My final blog post-I'll sign off with some gastrointestinal bacteria from turbot, lovely.

The gastrointestinal (GI) tract of fish is very complex, containing up to 107-108 colony-forming units (A unit used to measure the number of viable bacteria). The GI tract composition for farmed adult turbot Scophthalmus maximus hasn’t been previously studied using metagenomics (Xing et al., 2013). Xing et al., (2013) therefore looked into this, using metagenomics alongside 16S rRNA analysis, aiming to characterize taxonomic distribution and metabolic potential of the S.maximus microbiome, assess the bacterial diversity and see how the microbiome is related to the environment.

Xing et al., (2013) used 10 adult S.maximus alongside water samples from China. The GI tract of each fish was removed, and the contents squeezed out. The mucus was also collected, along with the bacteria present in the seawater. The genomic DNA was extracted and metagenomics and 16S rRNA were carried out to assess the taxonomic composition and functional diversity of the microbiome.

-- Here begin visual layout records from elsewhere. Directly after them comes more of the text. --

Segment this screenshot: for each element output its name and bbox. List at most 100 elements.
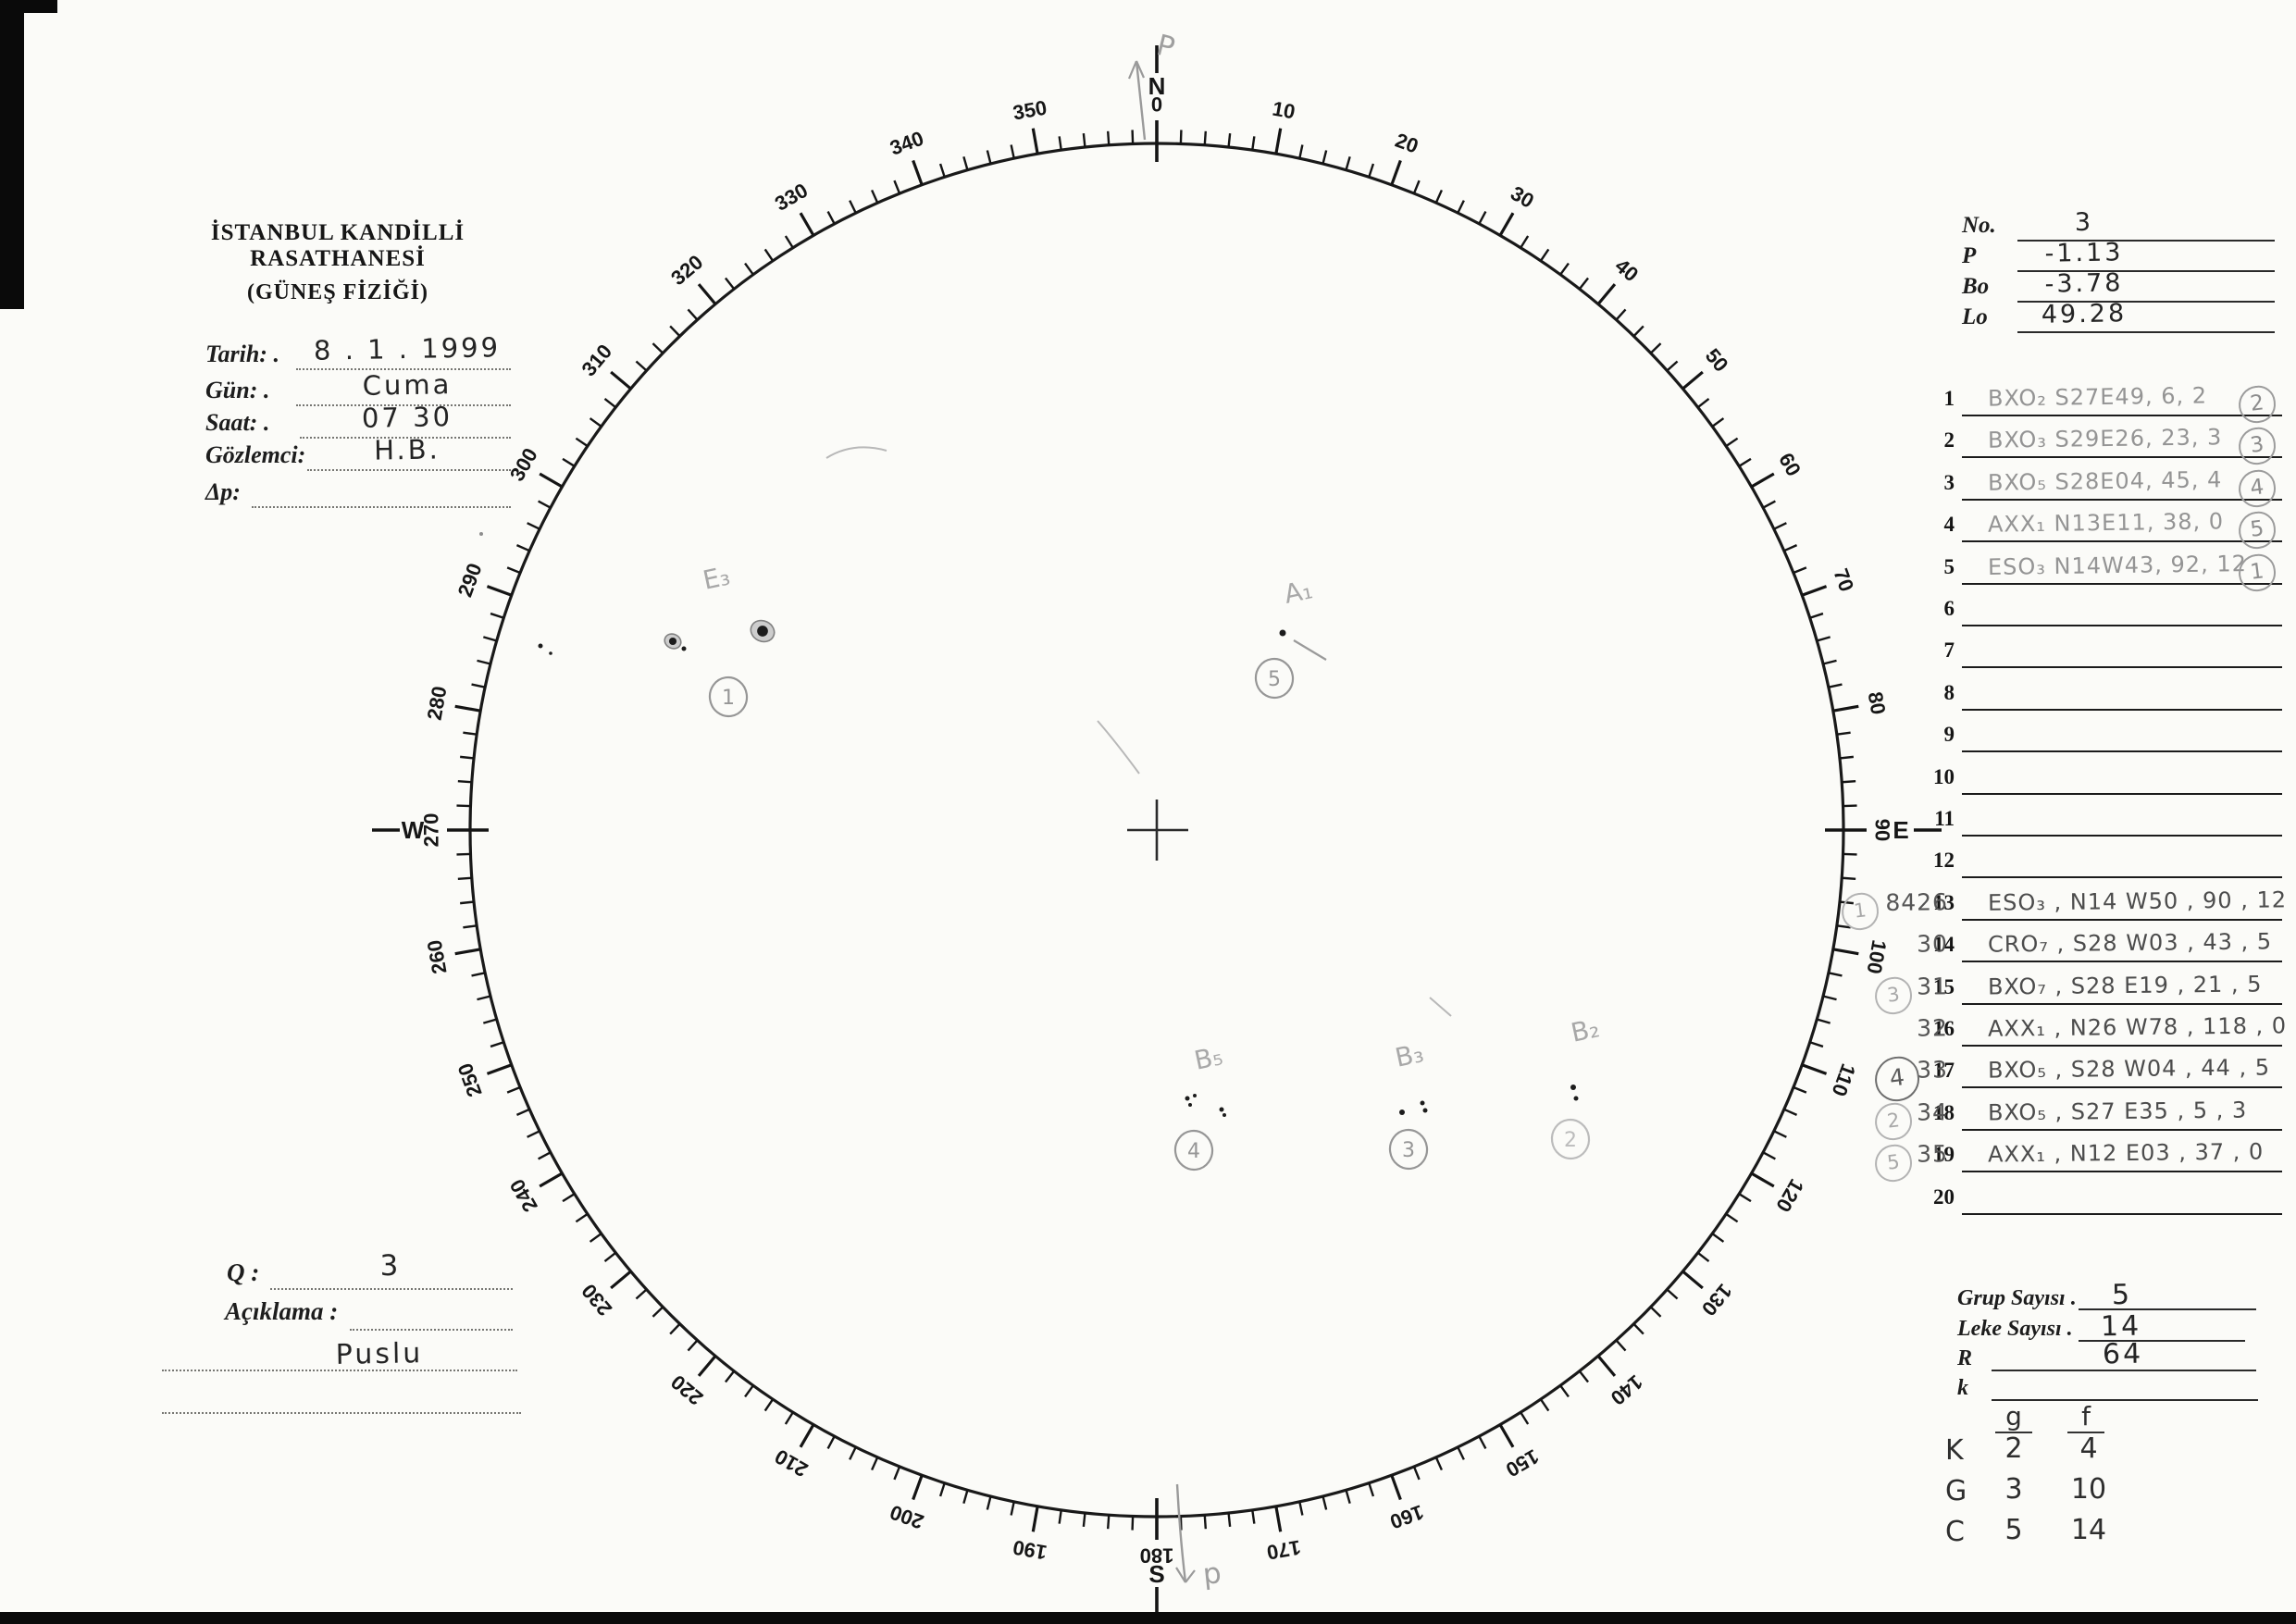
row-prefix: 32 — [1917, 1014, 1949, 1042]
row-line — [1962, 1171, 2282, 1173]
field-value: 07 30 — [361, 401, 453, 434]
row-number: 3 — [1943, 470, 1955, 494]
dial-tick — [1298, 1501, 1304, 1516]
dial-tick — [1345, 1489, 1351, 1505]
dial-tick — [1711, 417, 1725, 428]
dial-tick — [463, 731, 478, 736]
dial-tick — [1828, 683, 1843, 688]
row-line — [1962, 961, 2282, 963]
dial-tick — [538, 500, 552, 509]
table-cell-f: 14 — [2070, 1514, 2107, 1546]
observatory-header: İSTANBUL KANDİLLİ RASATHANESİ (GÜNEŞ FİZ… — [130, 220, 546, 305]
sunspot-group-label: B₃ — [1393, 1037, 1427, 1073]
summary-label: Grup Sayısı . — [1957, 1286, 2077, 1310]
dial-tick — [1750, 472, 1775, 489]
dial-tick — [1822, 659, 1837, 665]
group-number-badge — [708, 676, 749, 718]
row-prefix: 30 — [1917, 930, 1949, 958]
q-label: Q : — [227, 1258, 260, 1286]
dial-tick — [1773, 1130, 1787, 1138]
row-line — [1962, 835, 2282, 837]
aciklama-label: Açıklama : — [225, 1297, 339, 1325]
pencil-stroke — [825, 446, 887, 459]
dial-tick — [1816, 1018, 1831, 1024]
dial-tick — [697, 283, 717, 305]
dial-degree-label: 20 — [1392, 129, 1421, 158]
dial-tick — [635, 1288, 648, 1300]
q-value: 3 — [379, 1248, 402, 1283]
dial-tick — [1809, 1041, 1824, 1048]
dial-tick — [463, 924, 478, 929]
dial-tick — [1828, 972, 1843, 977]
sunspot-group-label: B₅ — [1192, 1040, 1226, 1076]
row-line — [1962, 1212, 2282, 1215]
dial-degree-label: 320 — [666, 250, 707, 290]
dial-tick — [1682, 1270, 1704, 1290]
group-number-badge-label: 3 — [1402, 1139, 1415, 1162]
dial-tick — [575, 437, 589, 448]
dial-tick — [849, 1446, 857, 1460]
dial-tick — [744, 262, 754, 276]
scan-artifact-left-bar — [0, 0, 24, 309]
dial-degree-label: 290 — [453, 560, 487, 600]
dial-tick — [538, 1151, 552, 1160]
cardinal-letter-s: S — [1148, 1560, 1164, 1588]
dial-tick — [603, 1251, 617, 1263]
dial-tick — [744, 1384, 754, 1398]
scan-artifact-bottom-bar — [0, 1612, 2296, 1624]
ephemeris-label: Lo — [1962, 304, 1988, 329]
dial-tick — [1058, 136, 1062, 151]
aciklama-line-1 — [350, 1329, 513, 1331]
row-number: 7 — [1943, 638, 1955, 663]
pencil-streak — [1293, 639, 1327, 661]
dial-tick — [1251, 1509, 1256, 1524]
group-number-badge-label: 1 — [722, 687, 735, 710]
dial-tick — [490, 1041, 504, 1048]
dial-tick — [527, 1130, 540, 1138]
dial-tick — [652, 1306, 664, 1318]
table-row-name: K — [1945, 1434, 1964, 1467]
north-pole-arrow — [1135, 60, 1147, 141]
dial-tick — [1725, 1212, 1739, 1223]
row-entry: AXX₁ , N26 W78 , 118 , 0 — [1987, 1012, 2288, 1042]
group-number-badge-label: 2 — [1564, 1129, 1577, 1152]
pencil-stroke — [1429, 997, 1452, 1017]
dial-tick — [1203, 1515, 1208, 1530]
dial-degree-label: 310 — [577, 340, 616, 380]
row-line — [1962, 540, 2282, 543]
dial-tick — [1390, 1474, 1402, 1501]
dial-tick — [1457, 1446, 1465, 1460]
dial-tick — [986, 150, 992, 165]
dial-tick — [799, 1423, 815, 1448]
sunspot — [549, 651, 552, 655]
table-row-name: C — [1945, 1516, 1965, 1548]
dial-tick — [1615, 1339, 1627, 1352]
dial-tick — [456, 852, 471, 856]
sunspot — [1422, 1108, 1428, 1113]
row-line — [1962, 1002, 2282, 1005]
dial-tick — [986, 1495, 992, 1510]
dial-tick — [457, 779, 472, 784]
dial-degree-label: 10 — [1271, 97, 1297, 124]
dial-degree-label: 240 — [505, 1175, 542, 1216]
dial-tick — [1559, 262, 1570, 276]
dial-tick — [1649, 1306, 1662, 1318]
dial-tick — [1783, 544, 1798, 552]
cardinal-degree: 180 — [1140, 1544, 1174, 1568]
row-number: 20 — [1933, 1184, 1955, 1209]
sunspot-umbra — [668, 637, 677, 646]
dial-tick — [1632, 325, 1644, 338]
dial-tick — [1227, 1512, 1232, 1527]
dial-tick — [610, 370, 632, 391]
dial-tick — [1738, 457, 1752, 467]
row-entry: ESO₃ , N14 W50 , 90 , 12 — [1987, 886, 2288, 916]
row-entry: BXO₅ , S28 W04 , 44 , 5 — [1987, 1054, 2271, 1084]
sunspot-group-label: A₁ — [1282, 574, 1316, 610]
sunspot — [681, 646, 687, 651]
dial-degree-label: 210 — [771, 1444, 812, 1481]
field-line — [296, 404, 511, 406]
cardinal-letter-n: N — [1148, 72, 1166, 100]
group-number-badge-label: 4 — [1187, 1140, 1200, 1163]
dial-tick — [471, 972, 486, 977]
aciklama-line-3 — [162, 1412, 521, 1414]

They found that both the GI tract and mucus samples of the fish were largely made up of Protebacteria (a major bacterial group) and Firmicutes. It was also found that the GI tract might possess bacteria that are initially associated with the seaewater. Both quorum sensing and biofilm formation were found to be overabundant when compared to other metagenomes. The genes associated with these were found to be mainly in species within the group Vibrio. The species also showed an overrepresentation of the systems associated with protein folding and stress responses. Alongside this, the genes related to human activity, such as antibiotic and heavy metal resistance were also detected. Therefore, it can be inferred that humans are affecting the GI microbiome in marine aquaculture species. (Xing et al., 2013)

Being one of the very early pieces of research using metagenomics on a farmed species, I feel this study is clearly of huge importance both in the present and for the future of aquaculture. It gives a clear idea of the bacteria that are associated with the fish, in this case, a high level of Vibrio. Also showing a detection of the genes associated with antibiotic resistance shows that the fish microbiome in aquaculture is being compromised by humans. Xing et al., (2013) suggest that aquaculture may effect the microbiome of the fish. Finding this out has huge implications in terms of being able to manage aquaculture to give the healthiest fish and the best yield. I feel using metagenomic profiling in the GI tract of fish holds potential for giving an insight into the bacteria associated with it and so may be of great use in the future of aquaculture. However, the number of samples and species that this is conducted on needs to be hugely increased in order to give broader, more applicable results.

Reference:

Xing, M., Hou, Z., Yuan, J., Liu, Y., Qu, Y., Liu, B. (2013). Taxonomic and functional metagenomic profiling of gastrointestinal tract microbiome of the farmed adult turbot (Scophthalmus maximus). FEMS Microbiology Ecology. 86, 432-443.